Do you know someone who wants to speak English? Here are some easy ways to help him or her learn.

Studying a foreign language can be fun and frustrating at the same time. Most of us don't mind learning to speak another language when we are motivated to do so by a good reason, such as necessity, travel, or someone we know.

People born in another country who want to learn English generally have good reasons for wanting to do so. Some of them plan to move here or have immigrated already, while others know that English is the primary language of international business.

If you want to help a non-native person learn to speak English, here are some easy ways to help him or her:

1. Practice informal conversation skills. Most people who are trying to learn English are eager to speak the language with a native. They will try out a few words or an expression, hoping to make a good impression and draw you into conversation so they can learn more. If that happens, speak naturally but distinctly so that the person can understand to the best of his or her ability. Use basic conversational words while avoiding slang or regional expressions, which the non-native may not know.

2. Offer help with grammar drills. If the non-native person is not already in an English class, you may want to write out a few basic grammar drills.
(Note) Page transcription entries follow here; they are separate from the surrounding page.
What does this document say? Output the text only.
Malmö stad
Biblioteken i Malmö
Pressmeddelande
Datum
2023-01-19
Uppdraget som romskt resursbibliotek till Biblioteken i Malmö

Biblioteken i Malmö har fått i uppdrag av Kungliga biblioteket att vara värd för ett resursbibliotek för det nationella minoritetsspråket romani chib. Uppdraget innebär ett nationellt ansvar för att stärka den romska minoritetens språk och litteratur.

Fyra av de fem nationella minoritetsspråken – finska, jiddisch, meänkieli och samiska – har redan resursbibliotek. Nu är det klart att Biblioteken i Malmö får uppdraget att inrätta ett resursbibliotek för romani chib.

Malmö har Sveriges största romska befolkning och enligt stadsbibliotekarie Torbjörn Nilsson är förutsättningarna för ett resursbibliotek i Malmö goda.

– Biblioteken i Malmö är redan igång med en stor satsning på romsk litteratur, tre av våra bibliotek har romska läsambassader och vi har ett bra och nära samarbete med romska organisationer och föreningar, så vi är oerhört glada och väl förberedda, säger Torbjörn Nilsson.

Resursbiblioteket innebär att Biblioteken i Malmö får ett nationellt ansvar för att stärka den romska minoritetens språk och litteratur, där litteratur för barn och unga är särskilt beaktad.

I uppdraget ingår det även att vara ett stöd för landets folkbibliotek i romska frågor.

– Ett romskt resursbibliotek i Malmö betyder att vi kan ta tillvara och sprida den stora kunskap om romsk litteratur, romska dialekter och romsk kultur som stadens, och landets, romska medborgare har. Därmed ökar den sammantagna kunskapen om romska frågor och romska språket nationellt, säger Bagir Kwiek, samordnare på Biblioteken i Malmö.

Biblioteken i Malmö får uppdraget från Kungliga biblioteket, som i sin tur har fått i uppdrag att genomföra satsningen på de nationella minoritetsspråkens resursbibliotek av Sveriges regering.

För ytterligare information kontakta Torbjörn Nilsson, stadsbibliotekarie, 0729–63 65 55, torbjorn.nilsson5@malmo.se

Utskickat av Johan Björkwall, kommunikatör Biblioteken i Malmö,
For example, write a verb at the top of a page, and below it, conjugate the verb's usage with all the singular and plural persons of speech:

To Talk:

I talk

you talk

he or she talks

it talks

we talk

they talk

Repeat each expression, encouraging the other person to say it after you.

3. Suggest television viewing. Thirty-minute weekly television programs are helpful because they set up a situation that is ongoing and easy for the viewer to follow in terms of understanding context and learning names. If possible, watch the show together and point out characters' names, along with basic traits or actions in simple terms the non-native speaker can follow. Try to discuss the show afterward, beginning with easy phrases or comments:

"Funny, wasn't it?"

"Did you like it?"

4. Pass along newspapers and magazines to read.

Even if the person has limited English skills, becoming familiar with the shape of English letters and print of common words will help the non-native begin to identify them. If you have time, point to a word or sentence and pronounce it, encouraging your friend to say it after you.

5. Visit public places. Go shopping, see a museum, stop by the park, or take the bus in order to experience new sites together. Use simple expressions to name or describe each location or main features. Your friend will begin to learn these as you say them, and the time spent together will hopefully prove mutually enjoyable.

In addition, you can recommend that your friend look up English grammar skills on the Internet, or pick up a grammar guide at the bookstore. Many of these are geared to people from other cultures. Remember to be patient, and consider referring your friend to the local International Institute or other agency that provides free or inexpensive English classes or tutoring.